Putting Visual Basic into historical context invites comparison with HyperCard, a programming tool developed by Bill Atkinson, Dan Winkler, and their associates at Apple Computer and released in 1987. Both HyperCard and VB initially present the user with a "drawing" environment in which UI objects can be dragged, sized, captioned, and have a set of properties edited. Both connect a set of events, associated with the visual objects, to fragments of code. In both cases, the code is written in a programming language that is intended to cater to the novice and be easy to use. This is not to suggest that VB is a clone or copy of HyperCard. The relationship is more like that of C or Pascal to ALGOL; one can detect a family resemblance.

Unlike VB, HyperCard's programming language, HyperTalk, like COBOL before it (and AppleScript after it), consists of syntactically valid English sentences, such as "Get the number of card buttons." (Whether this actually makes it any easier to read, write, understand, or maintain than BASIC is questionable.)

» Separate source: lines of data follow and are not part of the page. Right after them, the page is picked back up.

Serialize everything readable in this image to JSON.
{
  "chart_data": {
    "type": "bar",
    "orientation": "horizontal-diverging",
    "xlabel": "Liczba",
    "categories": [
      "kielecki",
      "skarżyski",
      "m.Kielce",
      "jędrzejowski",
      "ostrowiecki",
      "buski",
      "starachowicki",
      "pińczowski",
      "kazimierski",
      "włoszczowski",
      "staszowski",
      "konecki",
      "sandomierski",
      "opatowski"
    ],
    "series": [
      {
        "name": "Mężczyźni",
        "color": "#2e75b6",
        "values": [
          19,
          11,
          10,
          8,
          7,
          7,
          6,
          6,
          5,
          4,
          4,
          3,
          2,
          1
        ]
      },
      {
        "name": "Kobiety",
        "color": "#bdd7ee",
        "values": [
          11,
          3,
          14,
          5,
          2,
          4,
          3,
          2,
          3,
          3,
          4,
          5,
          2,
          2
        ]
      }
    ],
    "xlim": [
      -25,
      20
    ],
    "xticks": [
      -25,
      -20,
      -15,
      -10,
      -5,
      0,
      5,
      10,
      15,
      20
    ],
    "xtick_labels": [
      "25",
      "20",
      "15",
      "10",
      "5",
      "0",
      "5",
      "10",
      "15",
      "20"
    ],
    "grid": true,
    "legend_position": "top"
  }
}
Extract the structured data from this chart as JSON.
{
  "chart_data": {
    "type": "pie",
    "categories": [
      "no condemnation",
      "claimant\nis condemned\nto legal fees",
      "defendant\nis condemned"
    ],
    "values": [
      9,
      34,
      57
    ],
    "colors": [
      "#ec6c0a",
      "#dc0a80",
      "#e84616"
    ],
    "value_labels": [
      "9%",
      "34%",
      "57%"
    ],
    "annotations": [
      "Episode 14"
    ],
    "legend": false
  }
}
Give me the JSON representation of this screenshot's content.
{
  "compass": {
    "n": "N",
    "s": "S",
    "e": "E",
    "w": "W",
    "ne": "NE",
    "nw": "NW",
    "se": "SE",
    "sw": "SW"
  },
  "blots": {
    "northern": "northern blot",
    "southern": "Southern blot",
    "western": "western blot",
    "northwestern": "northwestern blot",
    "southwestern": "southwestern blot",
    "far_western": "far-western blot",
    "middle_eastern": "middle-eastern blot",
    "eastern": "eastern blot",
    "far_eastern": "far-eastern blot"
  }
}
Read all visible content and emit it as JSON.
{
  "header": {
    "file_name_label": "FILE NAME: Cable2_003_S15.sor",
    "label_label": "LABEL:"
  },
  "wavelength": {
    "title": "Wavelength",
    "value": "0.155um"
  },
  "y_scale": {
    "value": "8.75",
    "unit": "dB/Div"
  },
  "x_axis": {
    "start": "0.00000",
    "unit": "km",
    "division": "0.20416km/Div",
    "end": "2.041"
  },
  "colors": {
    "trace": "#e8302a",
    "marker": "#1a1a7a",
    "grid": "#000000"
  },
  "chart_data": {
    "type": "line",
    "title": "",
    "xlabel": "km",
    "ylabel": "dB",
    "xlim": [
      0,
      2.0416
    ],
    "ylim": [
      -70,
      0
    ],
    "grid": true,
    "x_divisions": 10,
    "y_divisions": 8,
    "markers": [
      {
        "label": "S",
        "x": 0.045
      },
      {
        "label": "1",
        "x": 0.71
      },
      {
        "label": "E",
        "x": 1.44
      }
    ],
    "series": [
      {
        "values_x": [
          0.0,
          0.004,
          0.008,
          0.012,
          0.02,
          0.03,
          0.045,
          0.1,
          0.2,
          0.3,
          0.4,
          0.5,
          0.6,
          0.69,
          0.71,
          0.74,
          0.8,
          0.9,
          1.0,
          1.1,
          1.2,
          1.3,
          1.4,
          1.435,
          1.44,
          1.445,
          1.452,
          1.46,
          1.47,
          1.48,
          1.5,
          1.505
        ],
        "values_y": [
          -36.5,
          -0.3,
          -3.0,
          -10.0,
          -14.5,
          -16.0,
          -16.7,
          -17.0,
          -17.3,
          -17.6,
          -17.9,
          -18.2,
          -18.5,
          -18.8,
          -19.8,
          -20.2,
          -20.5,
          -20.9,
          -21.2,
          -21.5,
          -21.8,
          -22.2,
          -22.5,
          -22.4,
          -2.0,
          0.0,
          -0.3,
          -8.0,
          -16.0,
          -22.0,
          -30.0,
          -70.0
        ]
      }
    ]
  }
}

The biggest difference, and the reason why VB was a breakthrough in a sense that HyperCard never was, is that VB produced applications that were virtually indistinguishable in look, feel, and general characteristics from Windows applications produced with traditional development tools. That is, it produced "real" Windows applications. HyperCard produced HyperCard stacks, not true Macintosh applications. HyperCard briefly spawned a limited cottage industry of commercial "stackware," rather like the former market in spreadsheet templates, but saw little commercial application (with notable exceptions: the fully commercial adventure game MYST was based on an elaborated version of HyperCard). HyperCard "stacks" were always recognizable as such.

HyperCard made a big impression when it was released in 1987, but for various reasons Apple did not follow it up vigorously or develop it much beyond what it was in 1987. By the year 2000 Apple had effectively abandoned it; it was officially discontinued in April, 2004.